A memo sent last month to state health departments, the Centers for Medicare and Medicaid Services referred to a report by ProPublica and The Washington Post that drew attention to the harmful consequences of nursing homes’ mismanagement of the drug.
The analysis of government inspection reports showed that, between 2011 and 2014, at least 165 nursing home residents were hospitalized or perished due to errors associated with Coumadin or its generic form, warfarin. Nursing home residents who were given an excessive amount of the drug experienced internal bleeding. Those who were given too little of the drug experienced blood clots and strokes.
According to Thomas Hamilton, director of CMS’s survey and certification group, ProPublica’s findings “highlighted the adverse effects of poor Coumadin management for our beneficiaries and nursing home stakeholders.
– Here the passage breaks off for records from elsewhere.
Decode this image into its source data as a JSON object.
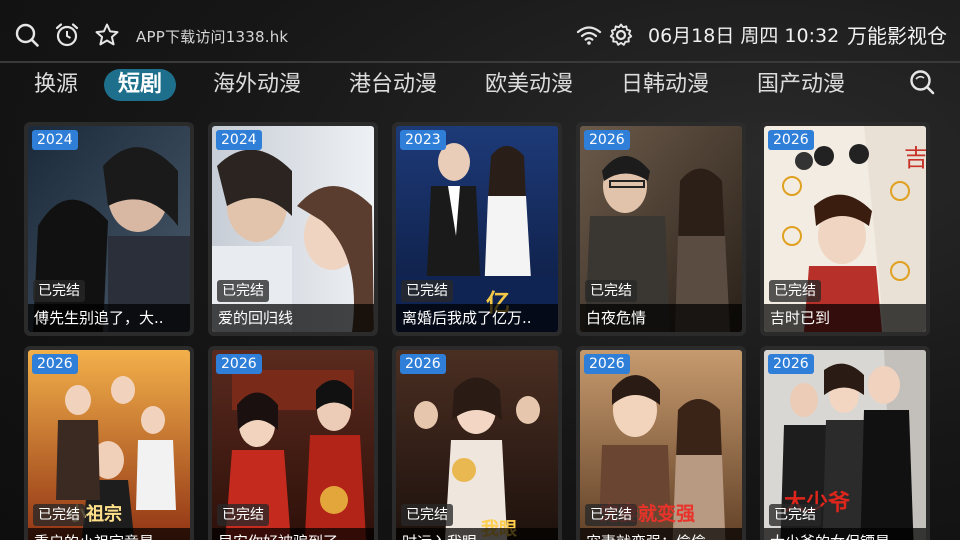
{
  "topbar": {
    "app_url": "APP下载访问1338.hk",
    "datetime": "06月18日 周四 10:32",
    "brand": "万能影视仓",
    "icons": [
      "search-icon",
      "alarm-clock-icon",
      "star-icon",
      "wifi-icon",
      "gear-icon"
    ]
  },
  "tabs": [
    {
      "label": "换源",
      "active": false
    },
    {
      "label": "短剧",
      "active": true
    },
    {
      "label": "海外动漫",
      "active": false
    },
    {
      "label": "港台动漫",
      "active": false
    },
    {
      "label": "欧美动漫",
      "active": false
    },
    {
      "label": "日韩动漫",
      "active": false
    },
    {
      "label": "国产动漫",
      "active": false
    }
  ],
  "colors": {
    "active_tab": "#1e6f8c",
    "year_badge": "#2f7fd8",
    "background": "#141414"
  },
  "cards": [
    {
      "year": "2024",
      "status": "已完结",
      "title": "傅先生别追了，大.."
    },
    {
      "year": "2024",
      "status": "已完结",
      "title": "爱的回归线"
    },
    {
      "year": "2023",
      "status": "已完结",
      "title": "离婚后我成了亿万.."
    },
    {
      "year": "2026",
      "status": "已完结",
      "title": "白夜危情"
    },
    {
      "year": "2026",
      "status": "已完结",
      "title": "吉时已到"
    },
    {
      "year": "2026",
      "status": "已完结",
      "title": "重启的小祖宗竟是.."
    },
    {
      "year": "2026",
      "status": "已完结",
      "title": "早安你好被骗到了"
    },
    {
      "year": "2026",
      "status": "已完结",
      "title": "时运入我眼"
    },
    {
      "year": "2026",
      "status": "已完结",
      "title": "宠妻就变强：偷偷.."
    },
    {
      "year": "2026",
      "status": "已完结",
      "title": "大少爷的女保镖是.."
    }
  ]
}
We wanted the public to have confidence that CMS is aware of this as well as other high risk medications.” CMS—the federal agency that regulates nursing homes—disclosed in their July 17 memo a new tool, developed with the Agency for Healthcare Research and Quality, for identifying and diminishing medication errors. The purpose of the tool is to help determine whether nursing homes are taking the proper precautions to prevent mistakes and whether they perform the appropriate protocol if they occur.
Coumadin shows clear benefits and is life-saving when taken in the right doses. However, many peer-reviewed studies warn against the drug’s deleterious effects if not closely supervised. A 2007 study reported in the American Journal of Medicine approximated that nursing home residents suffer 34,000 fatal, life-threatening or hazardous events each year related to the drug.
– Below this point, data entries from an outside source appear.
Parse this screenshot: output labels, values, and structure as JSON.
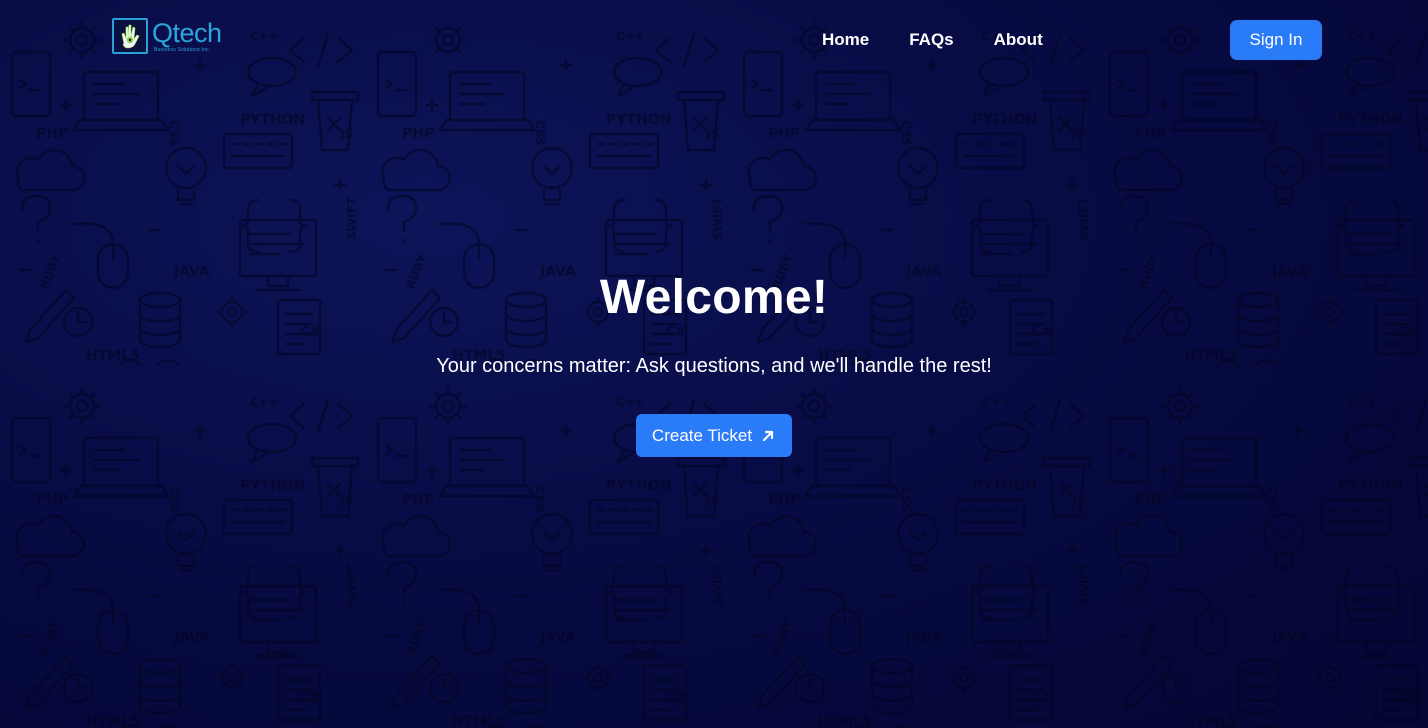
{
  "brand": {
    "name": "Qtech",
    "tagline": "Business Solutions Inc."
  },
  "nav": {
    "items": [
      {
        "label": "Home"
      },
      {
        "label": "FAQs"
      },
      {
        "label": "About"
      }
    ],
    "signin_label": "Sign In"
  },
  "hero": {
    "title": "Welcome!",
    "subtitle": "Your concerns matter: Ask questions, and we'll handle the rest!",
    "cta_label": "Create Ticket",
    "cta_icon": "arrow-up-right-icon"
  },
  "background": {
    "pattern_words": [
      "PYTHON",
      "PHP",
      "JAVA",
      "RUBY",
      "SWIFT",
      "HTML5",
      "CSS",
      "JS",
      "C#",
      "C++"
    ]
  },
  "colors": {
    "accent": "#2a7bf7",
    "brand": "#2aa6dc",
    "background": "#06083a"
  }
}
In 2014, the Department of Health and Human Services placed Coumadin and other anticoagulants under the category of drugs commonly implicated in “adverse drug events” and encouraged government agencies to brainstorm solutions. According to the July memo, “Adverse events related to high risk medications can have devastating effects to nursing home residents.” The prevalence of adverse events associated with such medications is a crucial concern.
Regardless of such evidence, Coumadin fatalities and hospitalizations have been relatively ignored compared to other problems in nursing homes, such as the use of antipsychotic medications. Such medications are known to diminish older adult patients’ awareness and place them at high risk for falls.
Officials with the American Health Care Association, a nursing home industry trade group, are anticipating whether the government plans to use its new medication error tool to assist in improving nursing homes or punishing them.
The federal data from earlier this year reports that approximately 1 in 6 of America’s 1.3 million nursing home residents take an anticoagulant, the majority are presumed to be on Coumadin or its generic form. At Holly Heights Care Center in Denver, Colorado, nursing supervisors in every unit monitor a document that tracks every patient on Coumadin, their dose, their blood clot rate, their ideal clotting rate, when tests are administered, whether they have been performed, and whether physicians have been identified. “If there’s a mistake, we want a system in place so that it’s caught. People get busy and they forget things but if you have a system, then it gets caught,” says Janet Snipes, administrator at Holly Heights.
Nursing homes are responsible for their patients’ health and well-being. Proper management of medications must be one of their top priorities in providing quality care to their residents.